El Gobierno congela la tarifa de la luz pese a la subida de la energía

Industria aplicará, en el último trimestre del año, una bajada de los peajes eléctricos para que el ascenso del coste energético no encarezca un 5,9% las facturas de los consumidores

0

Las alarmas saltaban el martes cuando la subasta eléctrica de las comercializadoras se cerró con una subida que se situaba entre el 9% y el 13%. Esos porcentajes de ascenso, trasladados al cálculo de la tarifa, suponían una presión al alza del 5,9% en la factura de la luz de los españoles.

Sin embargo, ayer el Ministerio de Industria anunció que congelará la Tarifa de Ultimo Recurso en de octubre a diciembre de 2011.

La decisión del Gobierno parte de la voluntad política del propio departamento dirigido por Miguel Sebastián y supone aplicar una bajada de los peajes eléctricos que compense el incremento en el coste de la energía. Cada una de estas dos variables tiene un peso cercano al 50% en la fórmula de revisión trimestral.

A pesar de la bajada de los costes regulados del sistema, el Ejecutivo asegura que la decisión no supondrá una acumulación de deuda eléctrica ni un incremento adicional del déficit de tarifa.

Mañana se publicará la orden ministerial con el dictamen y las explicaciones técnicas que lo justifican. El borrador con esta resolución fue remitido a la Comisión Nacional de la Energía que consideró necesario introducir medidas regulatorias con impacto inmediato sobre los costes de las actividades reguladas eléctricas que garanticen su sostenibilidad económica a corto plazo y atajen el problema del déficit de tarifa, que en términos acumulados supera los 22.000 millones.

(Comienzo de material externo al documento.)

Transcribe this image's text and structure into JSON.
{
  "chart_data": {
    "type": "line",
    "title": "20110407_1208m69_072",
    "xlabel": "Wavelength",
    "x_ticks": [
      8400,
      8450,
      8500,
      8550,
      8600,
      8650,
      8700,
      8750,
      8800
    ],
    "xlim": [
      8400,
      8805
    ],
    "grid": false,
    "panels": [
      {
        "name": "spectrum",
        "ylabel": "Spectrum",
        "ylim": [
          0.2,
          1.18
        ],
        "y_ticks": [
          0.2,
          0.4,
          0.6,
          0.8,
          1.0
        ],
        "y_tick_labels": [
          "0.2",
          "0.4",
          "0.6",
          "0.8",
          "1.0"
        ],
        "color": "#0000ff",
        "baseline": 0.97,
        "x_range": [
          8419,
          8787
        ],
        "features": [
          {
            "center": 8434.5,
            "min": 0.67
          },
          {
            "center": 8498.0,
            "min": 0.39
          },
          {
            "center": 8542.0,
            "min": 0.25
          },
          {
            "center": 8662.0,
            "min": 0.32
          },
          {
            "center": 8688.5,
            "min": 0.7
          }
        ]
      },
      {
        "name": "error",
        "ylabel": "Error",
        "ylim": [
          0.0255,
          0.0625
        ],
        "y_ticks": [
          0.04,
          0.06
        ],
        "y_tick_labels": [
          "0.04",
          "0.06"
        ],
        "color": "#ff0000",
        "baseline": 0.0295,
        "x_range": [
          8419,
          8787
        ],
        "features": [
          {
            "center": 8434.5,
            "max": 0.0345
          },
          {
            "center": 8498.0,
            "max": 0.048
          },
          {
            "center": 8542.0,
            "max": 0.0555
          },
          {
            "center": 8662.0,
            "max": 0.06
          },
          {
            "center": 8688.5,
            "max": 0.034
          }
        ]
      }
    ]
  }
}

Este desfase entre ingresos y costes es arrastrado por el sistema eléctrico desde hace una década y está reconocido como una deuda de los consumidores con las eléctricas. El déficit acumulado se coloca en el mercado con el aval del Estado y lo pagan los consumidores poco a poco mediante el propio recibo de la luz en los años siguientes de producirse con gastos de gestión y los intereses generados en los mercados.

Las reacciones a la decisión gubernamental, tanto a favor como en contra, no se hicieron esperar. La protesta más enérgica fue la de la patronal eléctrica. Su presidente, Eduardo Montes, calificó de «irracionalidad» la congelación de las tarifas y señaló que no se puede «engañar» a las consumidores ocultándoles la verdad.

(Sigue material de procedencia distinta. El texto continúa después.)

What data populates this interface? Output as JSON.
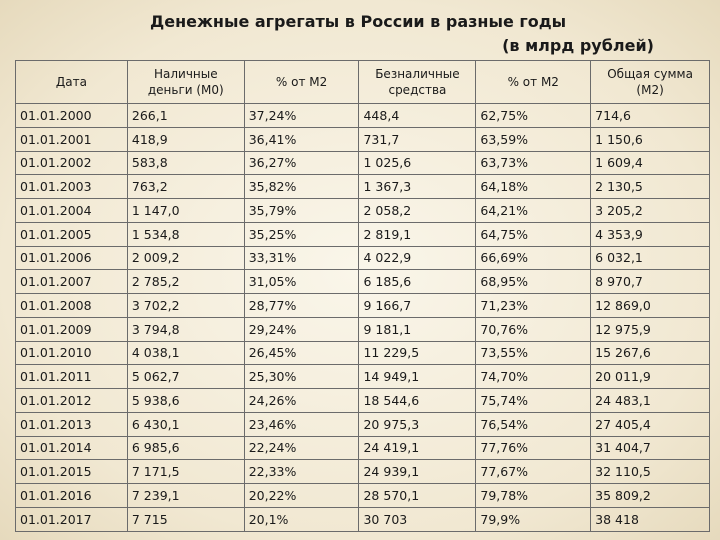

El líder de Unesa advirtió de que la decisión de mantener la Tarifa de Último Recurso, a la que están acogidos la mayoría de los usuarios españoles, es un grave error que hará que siga incrementándose el déficit. «Los consumidores tiene que saber que si no es ahora, lo pagarán más adelante», subrayó Montes.

De acuerdo con los cálculos de la patronal, esta decisión de rebajar los peajes imposibilitará que se cumpla con el límite de 3.000 millones de euros de desfase tarifario fijado por ley para este año. «Sería una ilegalidad incumplir el déficit y, en ese caso, tomaremos las medidas necesarias», añadió el presidente de las eléctricas.

Por el contrario, las asociaciones de consumidores valoraron la medida, aunque mostraron sus reservas sobre el método de subasta para fijar el precio de la energía.

La OCU señaló que congelar la luz es «lo normal y lógico», pero reconoció que «supone dejar pendiente la subida para el futuro». Mientras, desde Ceacu apuntaron que un nuevo ascenso sería «inasumible» para la mayoría de las familias y mostraron sus dudas sobre el sistema de cálculo del precio de la energía.

En el ámbito político, el PP afirmó que la decisión del Gobierno le parece bien, ya que los ciudadanos no están para un nuevo incremento del coste de la luz.